Le député fédéral de Trois-Rivières, Robert Aubin.

Tour de télécommunications: des échos jusqu’à Ottawa

Trois-Rivières — La possible implantation d’une tour de télécommunications de la compagnie Rogers Communication sur un terrain boisé de la rue Notre-Dame-Ouest, à l’extrémité est de Pointe-du-Lac, a eu des échos jusqu’à Ottawa mercredi. Le député de Trois-Rivières, Robert Aubin, a directement interpellé le premier ministre Justin Trudeau sur cette question, lui qui a assuré que le développement devait se faire «dans le respect des citoyens».

Rappelons qu’un projet d’implantation d’une tour au 7832 de la rue Notre-Dame-Ouest a soulevé des inquiétudes dans la population environnante, alors que les citoyens des quartiers avoisinants estiment que l’emplacement est beaucoup trop près de résidences pour cette tour qui serait d’une hauteur de 250 pieds. Le député Aubin s’est d’ailleurs lui-même rendu sur ce terrain avec des citoyens du secteur, et dit avoir constaté à quel point l’emplacement est mal choisi en fonction de la proximité des résidences. Mardi soir, le conseil municipal a signifié par résolution qu’il ne donnerait pas son appui à ce projet, en raison de la non-acceptabilité sociale.

Toutefois, puisque les entreprises de télécommunications relèvent du palier fédéral, Rogers Communication pourrait tout de même choisir d’implanter la tour à cet endroit, pourvu qu’un processus de consultation par écrit ait été tenu auprès des citoyens avoisinants, ce qui a été fait.

Mercredi, Robert Aubin a donc posé une question en Chambre afin d’interpeller le premier ministre sur le sujet. «Comment est-ce possible qu’en 2018, le premier ministre puisse laisser une entreprise de télécommunications s’imposer malgré le refus d’une municipalité et de ses citoyens», a-t-il demandé.

La réponse de Justin Trudeau a laissé entrevoir que le projet de Rogers Communication ne passerait pas nécessairement comme une lettre à la poste pour le fédéral. «Nous comprenons à quel point l’accès à des données et à Internet haute vitesse à travers le pays est très important pour la croissance économique, pour la capacité de nos citoyens à participer pleinement à des emplois et à la création d’emplois dans l’avenir.

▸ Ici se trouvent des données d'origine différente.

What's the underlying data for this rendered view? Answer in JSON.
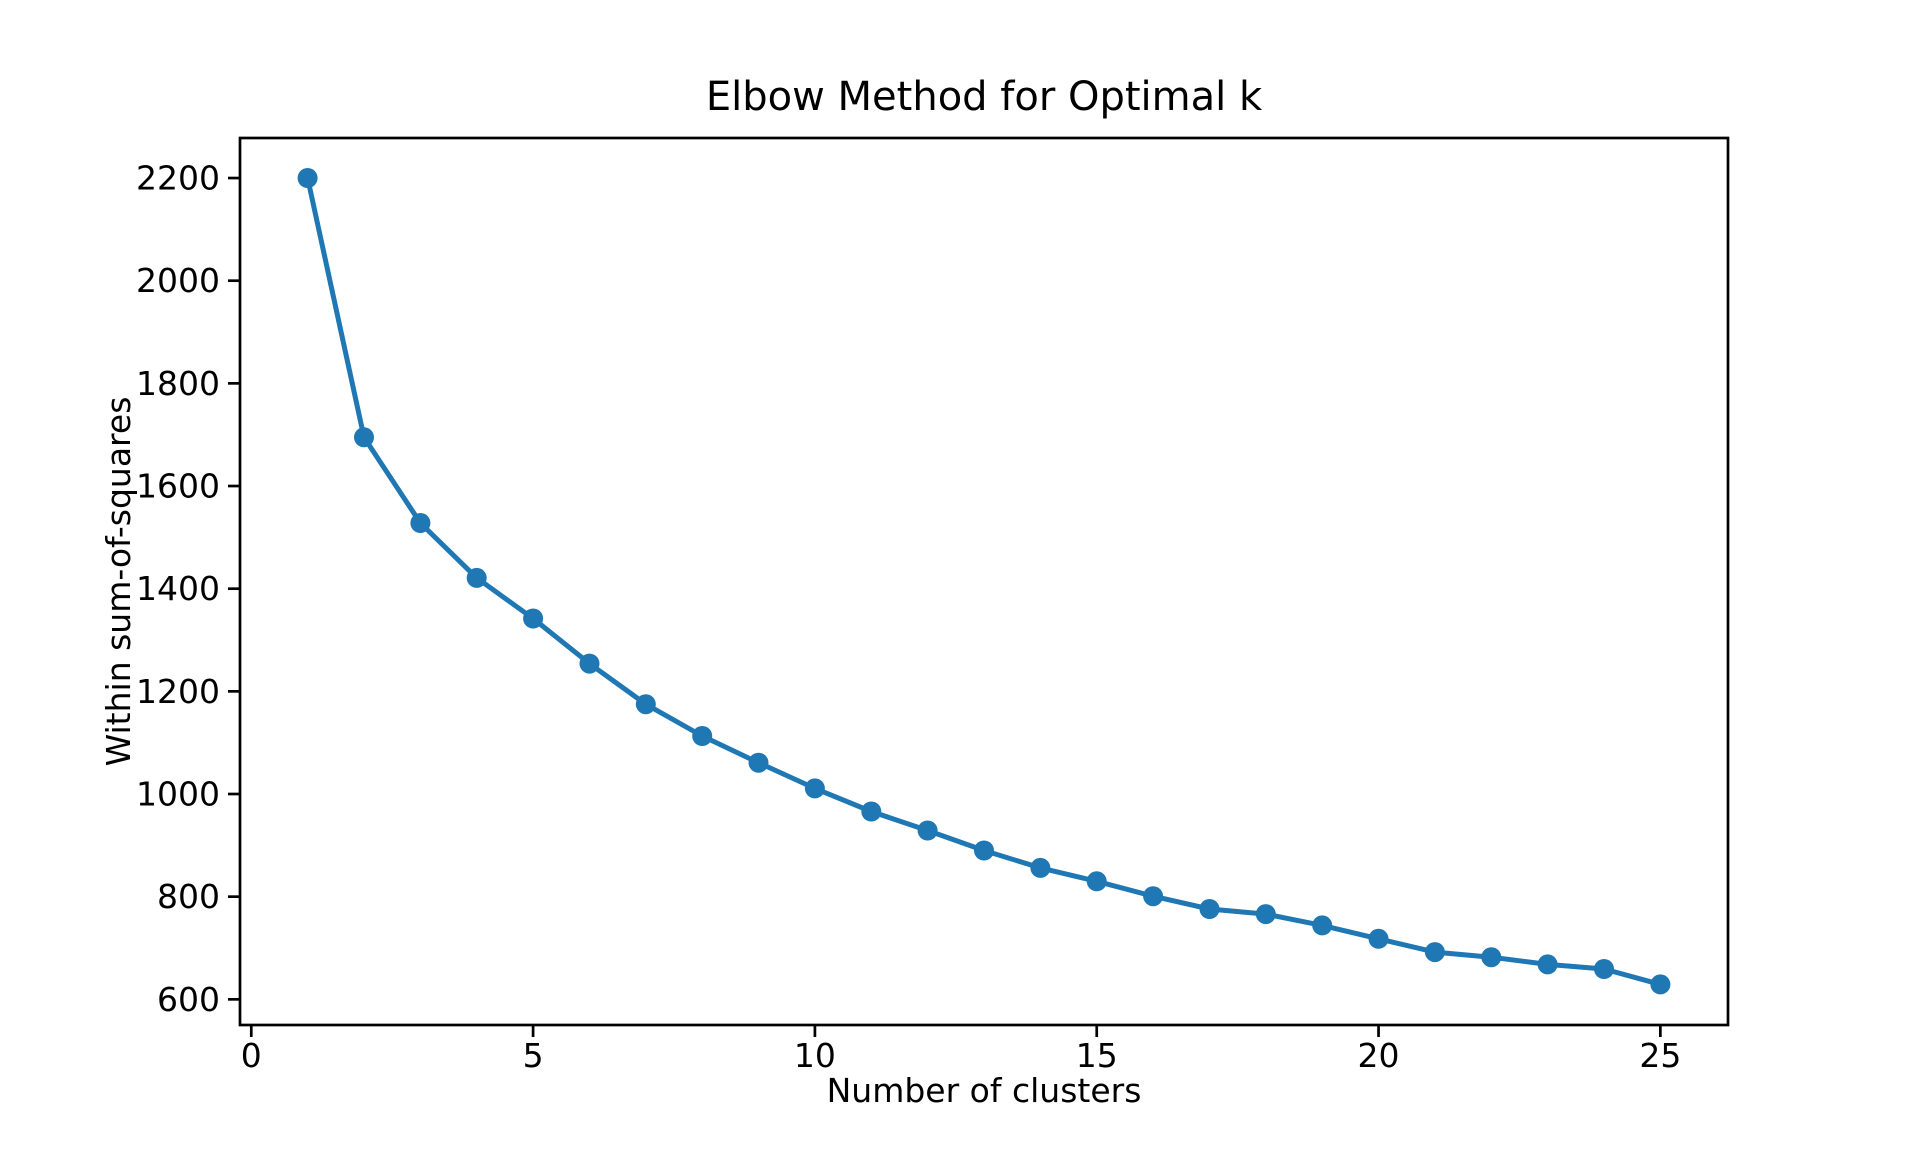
{
  "figure": {
    "background": "#ffffff"
  },
  "chart_data": {
    "type": "line",
    "title": "Elbow Method for Optimal k",
    "xlabel": "Number of clusters",
    "ylabel": "Within sum-of-squares",
    "series": [
      {
        "name": "within-sum-of-squares",
        "x": [
          1,
          2,
          3,
          4,
          5,
          6,
          7,
          8,
          9,
          10,
          11,
          12,
          13,
          14,
          15,
          16,
          17,
          18,
          19,
          20,
          21,
          22,
          23,
          24,
          25
        ],
        "y": [
          2200,
          1695,
          1528,
          1421,
          1342,
          1254,
          1175,
          1113,
          1061,
          1011,
          966,
          929,
          890,
          856,
          830,
          801,
          776,
          766,
          744,
          718,
          692,
          682,
          668,
          659,
          629
        ],
        "line_color": "#1f77b4",
        "marker": "circle",
        "marker_color": "#1f77b4"
      }
    ],
    "xlim": [
      -0.2,
      26.2
    ],
    "ylim": [
      550,
      2278
    ],
    "xticks": [
      0,
      5,
      10,
      15,
      20,
      25
    ],
    "yticks": [
      600,
      800,
      1000,
      1200,
      1400,
      1600,
      1800,
      2000,
      2200
    ],
    "grid": false,
    "legend": null,
    "text_color": "#000000",
    "spine_color": "#000000"
  }
}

Nous attendons par contre que toutes les entreprises privées qui sont chargées soient en train de le faire de façon respectueuse envers leurs citoyens. Nous allons faire un suivi sur cette question», a indiqué M. Trudeau.

Quelques minutes plus tard, le député de Trois-Rivières a reçu un appel du ministre du Développement économique Navdeep Singh Bains qui souhaitait obtenir plus de précisions sur le sujet. «Il m’a promis de me revenir sur le dossier d’ici quelques jours. On verra ce que ça va donner, mais pour une fois, nous n’avons pas reçu une réponse vide et il y a un suivi qui se fait. Les citoyens de Trois-Rivières peuvent être assurés qu’ils ont été entendus à Ottawa», constate Robert Aubin.

Selon lui, il serait impensable que la compagnie s’implante à cet endroit, d’autant plus que des solutions alternatives ont été proposées par la Ville et les citoyens. «Nous ne sommes pas en train de dire qu’il ne doit pas y avoir de tour. Ce qu’on dit, c’est qu’elle n’est pas au bon endroit. Maintenant, avec des emplacements alternatifs qui ont été proposés et qui seraient plus acceptables, je vois mal comment le gouvernement pourrait cautionner que Rogers décide d’aller à l’encontre de la volonté d’une Ville et de ses citoyens», signale Robert Aubin.

Appelée à réagir à cette intervention du premier ministre Trudeau, la compagnie Rogers Communication a assuré que le processus décisionnel se faisait en tenant compte des commentaires des résidents. «Le processus de consultation est en cours et nous travaillons en étroite collaboration avec la Municipalité et les citoyens de Trois-Rivières pour discuter de la tour potentielle, obtenir leurs commentaires et connaître leurs préoccupations. Lorsque nous planifions de nouveaux sites, nous écoutons toujours les résidents locaux tout au long du processus afin de déterminer la meilleure façon de fournir un service sans fil indispensable aux communautés», a expliqué par courriel la chef des affaires publiques au Québec pour Rogers Communication, Caroline Phémius.